Why is Assessment Important to Loyola University Chicago?
As a research university, LUC views assessment as a natural concern of educators. We want to know what our students have learned, the means by which they learned, and the effectiveness of the learning process. As student affairs practitioners, we must ask: “What evidence might we gather that our students, taken as a group, are in fact acceptably achieving the learning outcomes that we intend?" (“Assessment Protocol” Ignatian Pedagogy, n.d) The pursuit of this question is how we learn what our students know and what they are able to do as the result of participating in co-curricular activities. We see assessment as a crucial part of our work towards continuous improvement of all that we do.
The following is a comprehensive assessment model adapted from Assessment Practice in Student Affairs, an Application Manual. It is highly recommended that departments in the division of student development consult this model prior to conducting assessment. This model provides eight recommended components to an assessment that can help departments frame or plan assessment initiatives:
Tracking—Keeping track of who uses student services, programs, and facilities.
Needs Assessment—Assessing student and other clientele needs.
Satisfaction Assessment—Assessing student and other clientele satisfaction.
Student Cultures/Campus Environment Assessment—Assessing campus environments and student cultures.
Outcomes Assessment—Assessing learning outcomes.
Comparable Institution Assessment—Comparing your program/initiative to your peer institutions.
National Standards Assessment—Using nationally accepted standards to assess.
Cost-Effective Assessment—Assessing the cost of a program/initiative related to the amount of student learning or successful achievement of the outcomes.

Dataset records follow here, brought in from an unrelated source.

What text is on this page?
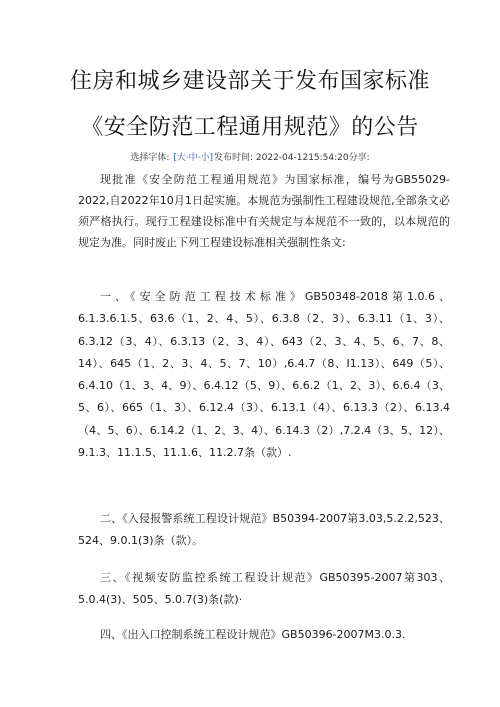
住房和城乡建设部关于发布国家标准
《安全防范工程通用规范》的公告
选择字体: [大·中·小]发布时间: 2022-04-1215:54:20分享:

现批准《安全防范工程通用规范》为国家标准，编号为GB55029-2022,自2022年10月1日起实施。本规范为强制性工程建设规范,全部条文必须严格执行。现行工程建设标准中有关规定与本规范不一致的，以本规范的规定为准。同时废止下列工程建设标准相关强制性条文:

一、《安全防范工程技术标准》GB50348-2018第1.0.6、6.1.3.6.1.5、63.6（1、2、4、5）、6.3.8（2、3）、6.3.11（1、3）、6.3.12（3、4）、6.3.13（2、3、4）、643（2、3、4、5、6、7、8、14）、645（1、2、3、4、5、7、10）,6.4.7（8、I1.13）、649（5）、6.4.10（1、3、4、9）、6.4.12（5、9）、6.6.2（1、2、3）、6.6.4（3、5、6）、665（1、3）、6.12.4（3）、6.13.1（4）、6.13.3（2）、6.13.4（4、5、6）、6.14.2（1、2、3、4）、6.14.3（2）,7.2.4（3、5、12）、9.1.3、11.1.5、11.1.6、11.2.7条（款）.

二、《入侵报警系统工程设计规范》B50394-2007第3.03,5.2.2,523、524、9.0.1(3)条（款）。

三、《视频安防监控系统工程设计规范》GB50395-2007第303、5.0.4(3)、505、5.0.7(3)条(款)·

四、《出入口控制系统工程设计规范》GB50396-2007M3.0.3.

Ensure that every department within the Division of Student Development has articulated learning outcomes for their programs and initiatives.
Determine that each department has methods in place to assess their stated outcomes.
Establish a yearly reporting process at departmental and divisional level to provide supporting data on assessment of student learning for the Division’s annual report.
Develop capacity to engage in assessment work, and foster a culture of assessment throughout the Division.
Implement a cycle of high-quality direct and indirect assessment practices that support continuous co-curricular enhancements.